Mais pour quoi devons-nous nous battre ? La revendication qui s’impose est celle de la trêve. Elle correspond à l’aspiration spontanée à la fin de l’effusion de sang. Ce serait une nécessité absolue ! Mais cette exigence ne précise pas qui doit garantir un cessez-le-feu. Le gouvernement israélien ou américain ? Le Conseil fédéral ? Le cessez-le-feu est une revendication utopique, car cela se termine toujours par des appels illusoires aux belligérants eux-mêmes.

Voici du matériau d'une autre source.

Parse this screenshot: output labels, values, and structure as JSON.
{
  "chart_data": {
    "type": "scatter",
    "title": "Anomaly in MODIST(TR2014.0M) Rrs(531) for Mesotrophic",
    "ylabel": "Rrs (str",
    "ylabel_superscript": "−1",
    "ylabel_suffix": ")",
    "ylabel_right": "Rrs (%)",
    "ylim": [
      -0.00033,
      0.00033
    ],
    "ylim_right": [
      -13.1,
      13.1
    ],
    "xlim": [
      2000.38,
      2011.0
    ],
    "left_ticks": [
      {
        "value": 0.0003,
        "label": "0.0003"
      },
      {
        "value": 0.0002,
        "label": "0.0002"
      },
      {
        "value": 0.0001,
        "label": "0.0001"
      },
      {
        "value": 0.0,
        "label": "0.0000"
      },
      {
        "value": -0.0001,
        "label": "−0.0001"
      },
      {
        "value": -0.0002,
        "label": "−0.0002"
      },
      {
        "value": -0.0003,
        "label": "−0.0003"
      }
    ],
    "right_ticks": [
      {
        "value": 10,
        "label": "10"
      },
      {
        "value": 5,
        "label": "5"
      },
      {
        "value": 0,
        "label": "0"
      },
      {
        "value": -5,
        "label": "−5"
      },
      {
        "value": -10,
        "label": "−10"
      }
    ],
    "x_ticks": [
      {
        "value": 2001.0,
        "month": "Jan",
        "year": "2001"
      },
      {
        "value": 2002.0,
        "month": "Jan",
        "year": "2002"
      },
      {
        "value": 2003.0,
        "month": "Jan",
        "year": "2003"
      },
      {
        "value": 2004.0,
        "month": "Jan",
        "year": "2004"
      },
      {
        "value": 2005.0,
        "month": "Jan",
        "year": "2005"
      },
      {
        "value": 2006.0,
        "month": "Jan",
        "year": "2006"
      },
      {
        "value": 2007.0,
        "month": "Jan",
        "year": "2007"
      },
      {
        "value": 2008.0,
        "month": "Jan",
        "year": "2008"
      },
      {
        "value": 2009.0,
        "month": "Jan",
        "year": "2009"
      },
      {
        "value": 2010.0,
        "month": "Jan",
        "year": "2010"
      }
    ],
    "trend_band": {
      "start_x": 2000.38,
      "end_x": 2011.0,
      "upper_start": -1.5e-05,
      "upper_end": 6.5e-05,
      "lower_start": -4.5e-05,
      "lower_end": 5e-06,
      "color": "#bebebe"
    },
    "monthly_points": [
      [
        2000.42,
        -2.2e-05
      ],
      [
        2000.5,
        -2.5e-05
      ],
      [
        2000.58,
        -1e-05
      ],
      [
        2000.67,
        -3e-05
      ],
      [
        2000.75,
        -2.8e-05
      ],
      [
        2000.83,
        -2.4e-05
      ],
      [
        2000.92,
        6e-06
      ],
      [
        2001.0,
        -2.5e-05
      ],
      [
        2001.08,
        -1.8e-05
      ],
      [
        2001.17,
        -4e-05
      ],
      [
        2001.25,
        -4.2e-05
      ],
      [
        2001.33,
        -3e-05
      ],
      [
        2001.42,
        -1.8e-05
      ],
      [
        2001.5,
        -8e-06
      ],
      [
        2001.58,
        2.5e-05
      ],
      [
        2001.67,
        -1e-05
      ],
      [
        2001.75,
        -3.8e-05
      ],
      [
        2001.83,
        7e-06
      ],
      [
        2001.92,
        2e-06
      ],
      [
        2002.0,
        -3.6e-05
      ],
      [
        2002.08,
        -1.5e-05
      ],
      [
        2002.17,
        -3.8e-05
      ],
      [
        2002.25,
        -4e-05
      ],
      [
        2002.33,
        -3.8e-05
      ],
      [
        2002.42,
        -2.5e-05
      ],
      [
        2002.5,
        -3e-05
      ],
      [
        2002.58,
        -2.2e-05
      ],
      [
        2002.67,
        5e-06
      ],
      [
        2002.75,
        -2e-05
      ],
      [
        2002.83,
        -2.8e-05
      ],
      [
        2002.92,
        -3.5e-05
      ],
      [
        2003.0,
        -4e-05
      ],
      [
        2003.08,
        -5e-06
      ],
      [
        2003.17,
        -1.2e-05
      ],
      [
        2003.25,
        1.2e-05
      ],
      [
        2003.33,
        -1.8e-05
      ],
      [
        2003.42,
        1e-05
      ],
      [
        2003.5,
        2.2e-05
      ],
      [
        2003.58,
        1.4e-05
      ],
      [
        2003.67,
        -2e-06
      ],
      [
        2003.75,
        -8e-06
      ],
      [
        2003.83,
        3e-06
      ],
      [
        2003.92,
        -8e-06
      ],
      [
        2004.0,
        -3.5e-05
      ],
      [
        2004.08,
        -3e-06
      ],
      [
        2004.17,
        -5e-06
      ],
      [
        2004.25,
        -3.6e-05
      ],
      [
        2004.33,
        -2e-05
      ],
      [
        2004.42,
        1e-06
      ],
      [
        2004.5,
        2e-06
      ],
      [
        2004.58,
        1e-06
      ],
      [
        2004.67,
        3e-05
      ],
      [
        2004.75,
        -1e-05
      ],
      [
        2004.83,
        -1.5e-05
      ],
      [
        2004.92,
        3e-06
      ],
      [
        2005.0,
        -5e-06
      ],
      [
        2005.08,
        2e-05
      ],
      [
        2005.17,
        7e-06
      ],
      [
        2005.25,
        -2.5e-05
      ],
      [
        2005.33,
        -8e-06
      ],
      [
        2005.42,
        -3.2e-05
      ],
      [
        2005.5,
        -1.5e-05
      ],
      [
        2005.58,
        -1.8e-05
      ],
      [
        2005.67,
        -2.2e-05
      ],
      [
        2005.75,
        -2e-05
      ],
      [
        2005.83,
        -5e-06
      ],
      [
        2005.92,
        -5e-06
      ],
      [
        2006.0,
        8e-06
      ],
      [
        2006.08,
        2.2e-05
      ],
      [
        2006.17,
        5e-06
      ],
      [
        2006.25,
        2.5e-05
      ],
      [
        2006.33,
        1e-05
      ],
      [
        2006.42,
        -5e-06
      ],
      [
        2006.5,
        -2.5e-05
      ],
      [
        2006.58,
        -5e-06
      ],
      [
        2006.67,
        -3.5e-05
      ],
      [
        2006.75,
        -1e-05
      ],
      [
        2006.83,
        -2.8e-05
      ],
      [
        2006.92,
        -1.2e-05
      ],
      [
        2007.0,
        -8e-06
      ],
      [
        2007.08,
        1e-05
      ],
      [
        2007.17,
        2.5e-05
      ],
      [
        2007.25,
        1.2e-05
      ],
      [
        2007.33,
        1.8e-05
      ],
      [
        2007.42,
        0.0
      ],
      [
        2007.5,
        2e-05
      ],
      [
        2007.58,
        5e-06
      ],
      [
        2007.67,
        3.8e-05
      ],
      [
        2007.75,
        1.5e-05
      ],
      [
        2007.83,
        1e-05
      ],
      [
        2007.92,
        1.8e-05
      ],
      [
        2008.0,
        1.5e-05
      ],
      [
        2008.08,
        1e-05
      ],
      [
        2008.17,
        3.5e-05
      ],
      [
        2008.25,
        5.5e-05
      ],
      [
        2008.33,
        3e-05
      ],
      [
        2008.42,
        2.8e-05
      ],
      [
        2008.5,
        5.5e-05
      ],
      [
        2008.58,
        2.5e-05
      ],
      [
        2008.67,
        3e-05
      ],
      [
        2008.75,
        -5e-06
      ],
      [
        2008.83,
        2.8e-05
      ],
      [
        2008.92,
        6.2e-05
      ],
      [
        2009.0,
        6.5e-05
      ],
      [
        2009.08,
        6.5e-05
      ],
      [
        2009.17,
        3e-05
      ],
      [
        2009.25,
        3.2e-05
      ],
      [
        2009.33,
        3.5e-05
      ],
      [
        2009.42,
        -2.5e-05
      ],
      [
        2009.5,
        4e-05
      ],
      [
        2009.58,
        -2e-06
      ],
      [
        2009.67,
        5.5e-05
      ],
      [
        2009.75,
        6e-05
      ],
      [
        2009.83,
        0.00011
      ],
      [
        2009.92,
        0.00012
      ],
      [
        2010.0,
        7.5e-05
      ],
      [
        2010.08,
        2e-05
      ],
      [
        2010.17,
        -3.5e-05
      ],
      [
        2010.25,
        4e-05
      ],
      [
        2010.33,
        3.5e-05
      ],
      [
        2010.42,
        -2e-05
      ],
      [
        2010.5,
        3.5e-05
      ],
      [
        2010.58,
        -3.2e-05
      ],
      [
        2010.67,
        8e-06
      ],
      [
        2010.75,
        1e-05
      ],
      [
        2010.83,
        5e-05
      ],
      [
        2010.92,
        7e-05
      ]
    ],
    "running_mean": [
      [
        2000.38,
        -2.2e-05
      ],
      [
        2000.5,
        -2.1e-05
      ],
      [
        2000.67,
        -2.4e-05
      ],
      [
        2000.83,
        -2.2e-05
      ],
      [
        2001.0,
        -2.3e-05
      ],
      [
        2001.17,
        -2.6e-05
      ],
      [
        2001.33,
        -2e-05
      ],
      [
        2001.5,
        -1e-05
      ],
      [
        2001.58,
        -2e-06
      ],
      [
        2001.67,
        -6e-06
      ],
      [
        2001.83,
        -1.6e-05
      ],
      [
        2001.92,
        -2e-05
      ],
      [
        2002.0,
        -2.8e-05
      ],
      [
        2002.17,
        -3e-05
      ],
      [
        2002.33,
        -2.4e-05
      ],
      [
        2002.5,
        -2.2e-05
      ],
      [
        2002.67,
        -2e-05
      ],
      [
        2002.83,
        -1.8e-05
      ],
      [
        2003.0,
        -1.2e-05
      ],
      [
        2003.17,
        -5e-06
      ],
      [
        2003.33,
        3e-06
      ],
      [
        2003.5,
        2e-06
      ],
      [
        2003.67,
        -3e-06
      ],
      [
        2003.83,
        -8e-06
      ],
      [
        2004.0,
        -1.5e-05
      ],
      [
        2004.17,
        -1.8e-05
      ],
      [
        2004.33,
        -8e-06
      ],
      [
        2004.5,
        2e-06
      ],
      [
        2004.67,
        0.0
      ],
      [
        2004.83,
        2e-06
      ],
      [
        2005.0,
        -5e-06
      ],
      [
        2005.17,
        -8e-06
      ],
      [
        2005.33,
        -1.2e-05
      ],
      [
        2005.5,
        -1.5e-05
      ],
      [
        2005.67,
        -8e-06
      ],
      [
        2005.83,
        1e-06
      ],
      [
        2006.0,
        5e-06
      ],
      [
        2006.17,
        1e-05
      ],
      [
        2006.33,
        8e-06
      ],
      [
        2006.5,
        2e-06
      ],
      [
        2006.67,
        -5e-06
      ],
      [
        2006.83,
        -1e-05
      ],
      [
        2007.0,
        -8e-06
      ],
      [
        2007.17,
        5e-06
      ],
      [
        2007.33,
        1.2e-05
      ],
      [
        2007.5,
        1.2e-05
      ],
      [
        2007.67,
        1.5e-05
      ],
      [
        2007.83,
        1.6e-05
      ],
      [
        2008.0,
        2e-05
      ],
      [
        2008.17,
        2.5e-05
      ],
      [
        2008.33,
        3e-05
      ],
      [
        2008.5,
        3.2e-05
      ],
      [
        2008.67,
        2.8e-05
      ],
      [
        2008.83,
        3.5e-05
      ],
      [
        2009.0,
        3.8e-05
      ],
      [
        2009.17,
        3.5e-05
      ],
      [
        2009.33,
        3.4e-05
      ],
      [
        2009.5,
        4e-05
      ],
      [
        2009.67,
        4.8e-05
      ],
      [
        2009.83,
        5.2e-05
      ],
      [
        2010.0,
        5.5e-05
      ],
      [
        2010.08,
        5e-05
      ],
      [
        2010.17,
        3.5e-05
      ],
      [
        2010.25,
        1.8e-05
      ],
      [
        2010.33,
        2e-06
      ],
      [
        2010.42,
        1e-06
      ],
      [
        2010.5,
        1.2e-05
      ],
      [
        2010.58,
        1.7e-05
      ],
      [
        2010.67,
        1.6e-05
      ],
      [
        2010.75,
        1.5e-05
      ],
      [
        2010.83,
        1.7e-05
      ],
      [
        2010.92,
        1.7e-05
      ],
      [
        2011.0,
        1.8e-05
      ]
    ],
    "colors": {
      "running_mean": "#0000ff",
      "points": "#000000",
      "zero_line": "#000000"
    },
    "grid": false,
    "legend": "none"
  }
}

À cela s’ajoute le fait que tout accord de paix sous l’impérialisme ne représente qu’une brève « pause humanitaire » avant que les dirigeants ne déclarent une nouvelle guerre. Un retour à la paix israélienne serait un retour à un quotidien insoutenable pour les Palestiniens. C’est le statu quo qui a conduit à l’escalade actuelle ! La brutalité impitoyable du régime israélien le prouve : la paix et la liberté pour les Palestiniens – sur un pied d’égalité avec la classe ouvrière juive – ne sont possibles que si la classe dirigeante israélienne est renversée. Cela n’est possible que par la lutte des masses en Palestine et de la classe ouvrière dans les pays environnants. C’est pourquoi nous appelons à une « intifada jusqu’à la victoire ! » Celle-ci sera nécessairement dirigée contre tous les régimes arabes bourgeois qui couvrent Israël depuis des décennies. Cela ne restera pas un vœu pieux : dans tous ces régimes, des soulèvements révolutionnaires sont à l’ordre du jour, et la seule solution est une fédération socialiste du Proche-Orient !

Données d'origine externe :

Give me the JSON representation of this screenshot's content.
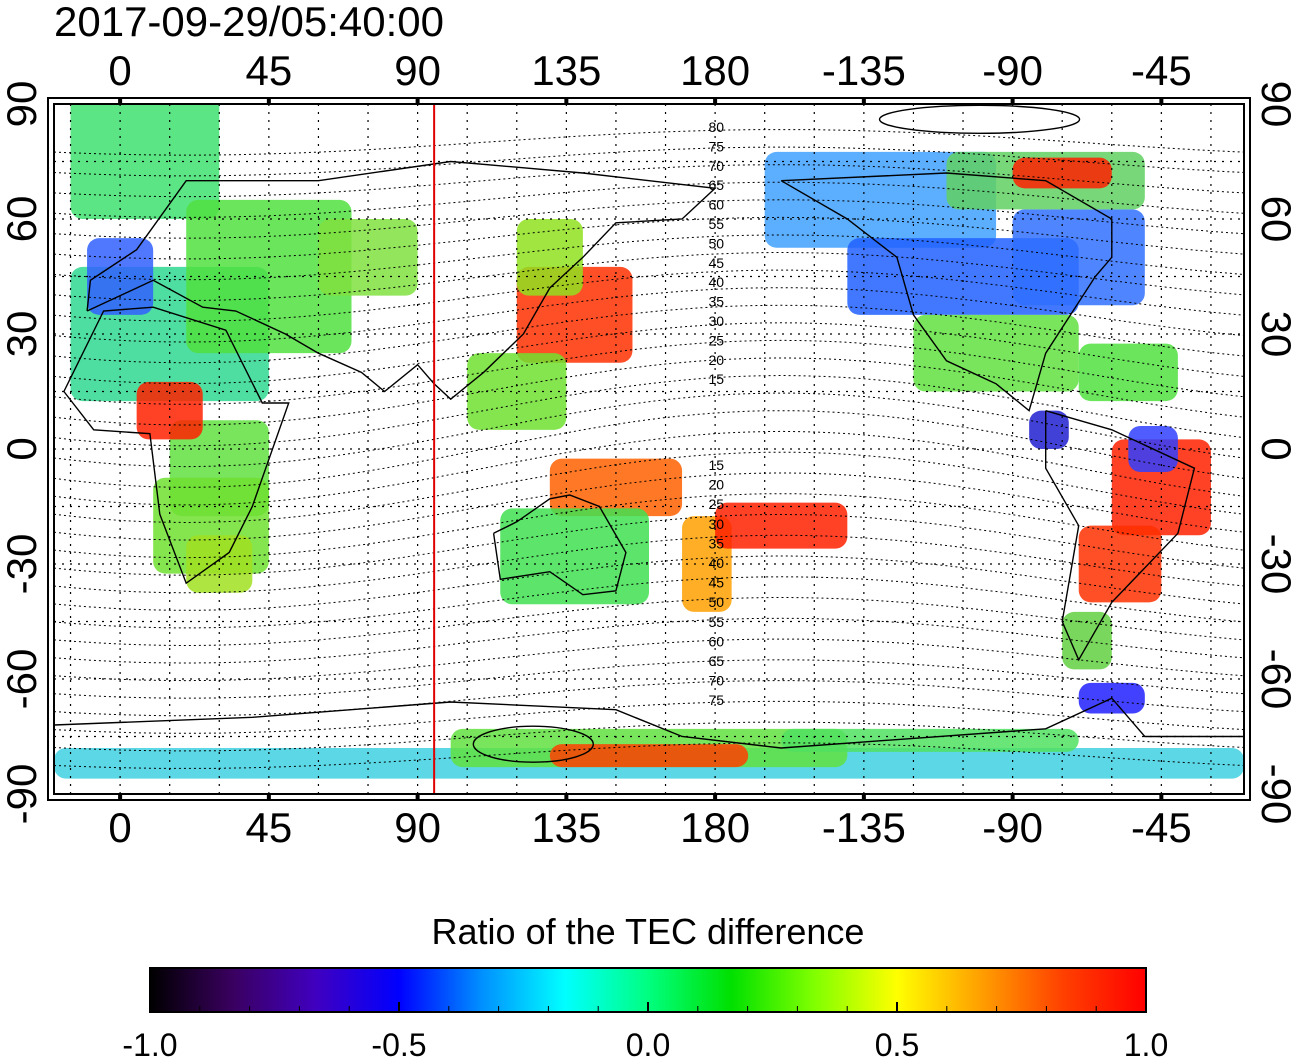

La paix ne peut être garantie que par le renversement de la classe dirigeante. C’est pourquoi le travail ici en Suisse doit également être orienté vers cet objectif : le renversement de « notre » classe dirigeante belliciste. Le travail de solidarité doit être lié à l’organisation des combattants et des combattantes les plus conséquents. Après la manifestation, la lutte n’est pas terminée ; après cette guerre, il y en aura une autre. Ceux qui veulent vaincre la guerre, l’impérialisme, l’oppression et l’exploitation doivent construire ce qui manque à la classe ouvrière : un parti communiste révolutionnaire conséquent.